In order to reduce the influence of false positive on prediction maps, we identify the relative positions of GD-enhancing tumor, the necrotic and non-enhancing tumor core and peritumoral edema in the segmentation results. Then we delete those pixels that belong to the GD-enhancing tumor but are outside of the peritumoral edema. It can eliminate some theoretically impossible pixels.

4.3 Training Details

We use the Adam optimizer and train for 60 epochs. The initial learning rate is set to \(1e^{-4}\). Then it becomes \(2e^{-5}\) when reach to the 10th epoch. And when the 20th epoch is reached, the learning rate is reduced to \(1e^{-5}\). After 30 epochs, the learning rate remains at \(2e^{-6}\).

5 Results

We train our network on BraTS 2020 training set. After data enhancement, we use 520 cases as the training set, 115 cases as the validation set and 115 cases as the test set. Then we adjust the network parameters through the performance of the test set. After that we make predictions on the validation dataset provided by BraTS 2020, and finally we submit them to the online evaluation platform to evaluate the segmentation results. Finally, the average Dice we get on ET, WT, and TC are 0.7040, 0.8794 and 0.7731. And the median of our Dice scores on ET, WT and TC are 0.8350, 0.9101, and 0.8642 respectively. The performances are shown in Table 1.

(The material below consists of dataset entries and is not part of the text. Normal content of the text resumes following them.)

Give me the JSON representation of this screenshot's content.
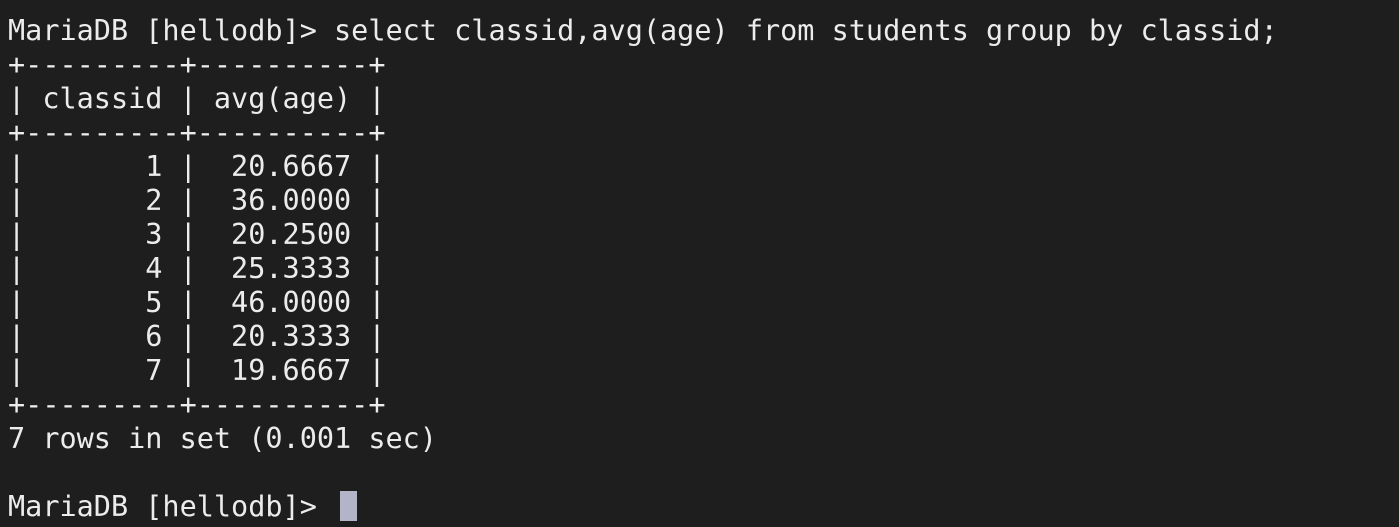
{
  "terminal": {
    "prompt": "MariaDB [hellodb]> ",
    "command": "select classid,avg(age) from students group by classid;",
    "border": "+---------+----------+",
    "header_row": "| classid | avg(age) |",
    "rows": [
      "|       1 |  20.6667 |",
      "|       2 |  36.0000 |",
      "|       3 |  20.2500 |",
      "|       4 |  25.3333 |",
      "|       5 |  46.0000 |",
      "|       6 |  20.3333 |",
      "|       7 |  19.6667 |"
    ],
    "result_summary": "7 rows in set (0.001 sec)",
    "final_prompt": "MariaDB [hellodb]> "
  },
  "colors": {
    "background": "#1e1e1e",
    "text": "#ececec",
    "cursor": "#b4b4c8"
  }
}
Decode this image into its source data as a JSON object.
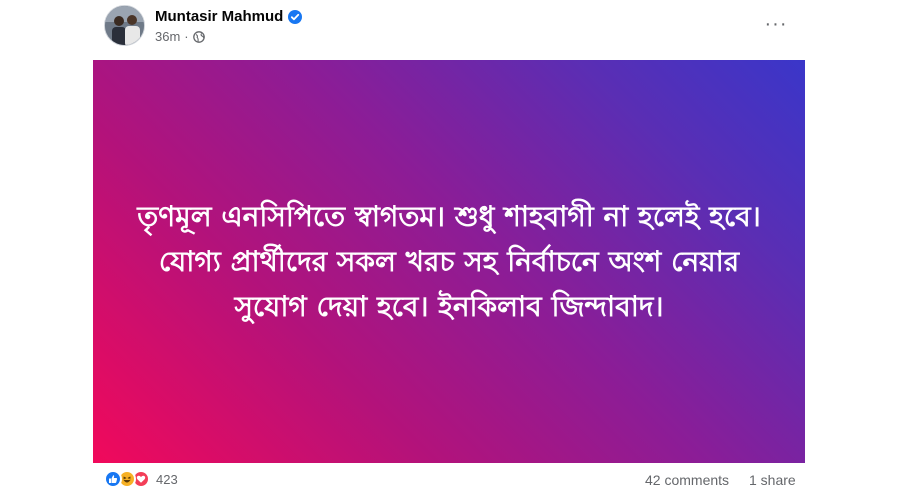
{
  "author": {
    "name": "Muntasir Mahmud",
    "verified": true,
    "time": "36m",
    "separator": "·",
    "audience_icon": "globe-icon"
  },
  "more_button": {
    "icon": "more-horizontal-icon",
    "label": "···"
  },
  "post": {
    "background_start": "#f1095b",
    "background_end": "#3a36c9",
    "text_color": "#ffffff",
    "text": "তৃণমূল এনসিপিতে স্বাগতম। শুধু শাহবাগী না হলেই হবে। যোগ্য প্রার্থীদের সকল খরচ সহ নির্বাচনে অংশ নেয়ার সুযোগ দেয়া হবে। ইনকিলাব জিন্দাবাদ।"
  },
  "engagement": {
    "reactions": [
      "like-icon",
      "haha-icon",
      "love-icon"
    ],
    "reaction_count": "423",
    "comments": "42 comments",
    "shares": "1 share"
  }
}
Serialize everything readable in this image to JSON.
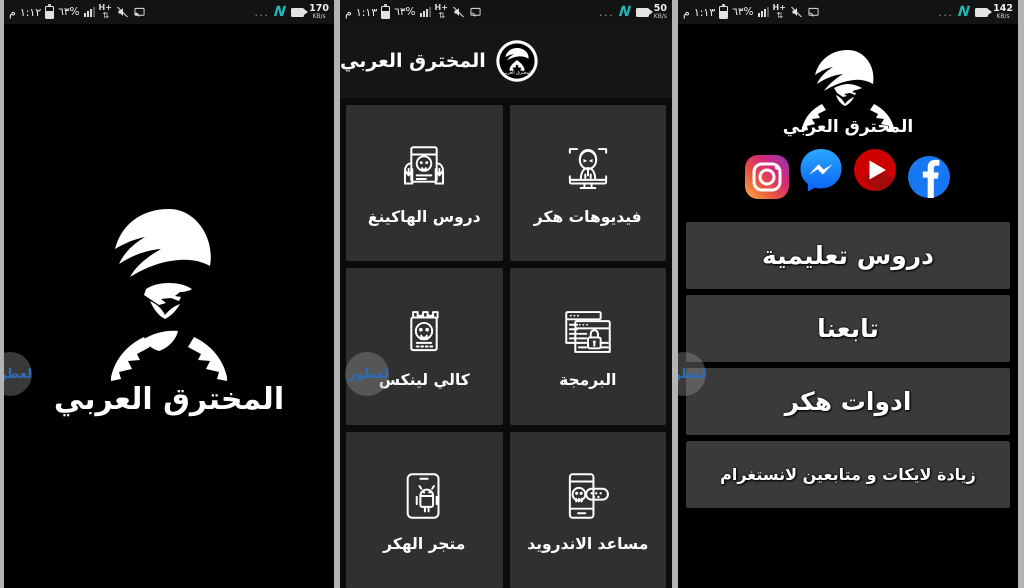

Table 1. Performances on BraTS 2020 validation dataset

The results of test set are presented in Table 2. We can see that the results of the test set are slightly higher than of the validation set.

Table 2. Performances on BraTS 2020 test dataset

6 Conclusion

In this paper, we propose a CNN network that uses residual blocks and deep supervision method. There are two key points in this paper. Firstly, the shortcut in the residual blocks can effectively alleviate the problem of gradient dispersion, so that the network can capture high-level visual features. Secondly, deep supervision method helps to improve the training stability of deeper networks, and enables the encoder to obtain richer features. Currently, our method is dedicated to 2D segmentation based on a single axis. However, due to the lack of spatial information in 2D data, it cannot effectively segment brain tumors with spatial correlation. So in the future work, we will apply the above method to 3D networks to improve segmentation performance.